Jusqu’au 31 mai 2008, la Bibliothèque d’art et d’archéologie aborde le thème du livre dédié à la
jeunesse, ainsi que celui de la perception de l’enfance par les artistes et de l’éveil à l’art par l’image et l’illustration. Une petite exposition bien conçue qui permet de pénétrer dans un univers inventif et coloré.

Fables et fairy tales
La première vitrine de l’exposition est consacrée à la fable, d’Esope à Jean de La Fontaine. A contempler les illustrations de Marcus Gerards l’Ancien, Jean-Baptiste Oudry ou encore Gérald Poussin (illustrateur genevois né en 1946), on prend nettement conscience du glissement d’une littérature pour adultes à une littérature enfantine et un art enfantin. Dans cette vitrine, on remarquera également une très belle lithographie en couleur réalisée en 1950 par Jean Lurçat pour une édition des Fables de La Fontaine.

Claude Lévêque, (*1953, Paris) : « La vie c’est si joli »
Genève, éditions Quiquandquoi, 2004, collection art y es-tu ? © Éditions Quiquandquoi

Dès le XIXe siècle en Angleterre, l’enfant est reconnu comme un être spécifique et en retrait de la communauté des adultes ; un espace privé lui est alors dédié dans l’illustration anglaise, dans les fairy tales ou les nursery rhymes (comptines). Deux vitrines sont consacrées à ces illustrateurs anglais du XIXe. Parmi eux, citons notamment Kate Greenaway, dont les livres illustrés ont connu des tirages atteignant jusqu’à des centaines de milliers d’exemplaires. Ses illustrations sont réalisées avec des couleurs fraîches et acidulées en aplats et des formes décoratives (on parlera dès leur traduction en France en 1882 de « greenawisme »). D’autres artistes, issus des mouvements préraphaélites et Arts and Crafts, tels que Walter Crane et Arthur Rackham, ont illustré et décoré des contes dans une veine plus personnelle, à la fois très graphique et esthétique. Dans ses illustrations mystérieuses, que ce soit dans les silhouettes de Cendrillon ou les formes bizarrement contournées des Mille et Une Nuits, Walter Crane laisse entrevoir une part plus inquiétante du monde enfantin.
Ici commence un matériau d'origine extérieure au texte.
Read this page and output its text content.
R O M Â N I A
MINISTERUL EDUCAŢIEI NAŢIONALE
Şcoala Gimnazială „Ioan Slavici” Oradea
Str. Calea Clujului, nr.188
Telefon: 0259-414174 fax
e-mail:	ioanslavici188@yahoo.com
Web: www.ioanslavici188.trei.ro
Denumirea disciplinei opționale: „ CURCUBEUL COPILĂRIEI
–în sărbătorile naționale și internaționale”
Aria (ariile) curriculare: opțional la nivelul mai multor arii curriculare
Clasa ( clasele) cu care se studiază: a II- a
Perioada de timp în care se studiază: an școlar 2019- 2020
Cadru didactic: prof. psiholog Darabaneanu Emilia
Artistes français et suisses
Des artistes français du XIXe et du XXe siècles s’attachent à illustrer d’autres genres : des alphabets, des livres de leçons de choses ou d’aventure, ou encore des classiques de la littérature (par exemple Les voyages extraordinaires par Jules Verne dans la fameuse Collection Hetzel). Il s’agit d’une littérature cette fois ouvertement et uniquement destinée aux enfants, dans un but éducatif. Cette période est également marquée par l’émergence des nations : des ouvrages (d’un goût parfois douteux) sur l’histoire de la France ou de ses régions vont alors être publiés pour les enfants.

Peter Pommerer, (*1968, Stuttgart) : « Lena »
Frankfurt am Main, éditions Revolver, 2003, collection Revolverle © BAA

Des aventures de Bécassine de Joseph-Porphyre Pinchon, en passant par celles de Martin et Jocko, créées par Benjamin Rabier (créateur en outre des aventures du canard Gédéon ou de la célèbre image de la Vache qui rit), le XXe siècle est riche de nouveaux héros purement destinés aux enfants. Des artistes suisses tels que Paul Hosch ou Margrit Roelli contribuent à ce développement grâce à des graphismes originaux et des jeux de collage.
L’exposition se termine par la présentation de livres dédiés à la jeunesse à l’époque contemporaine. Les artistes, faisant éclater toute frontière entre le monde de l’enfant et l’art, offrent des créations pures à l’enfant devenu un spectateur unique et privilégié de l’œuvre d’art. Des artistes tels que le Suisse Etienne Delessert (Cinq poneys dans la lune, 1972), le Français Tomi Ungerer, Andy Warhol, John Armleder ou encore Elisabeth Ivanovsky (créatrice en 1938 de la célèbre Collection Pomme d’api) se sont essayé avec succès à ce genre.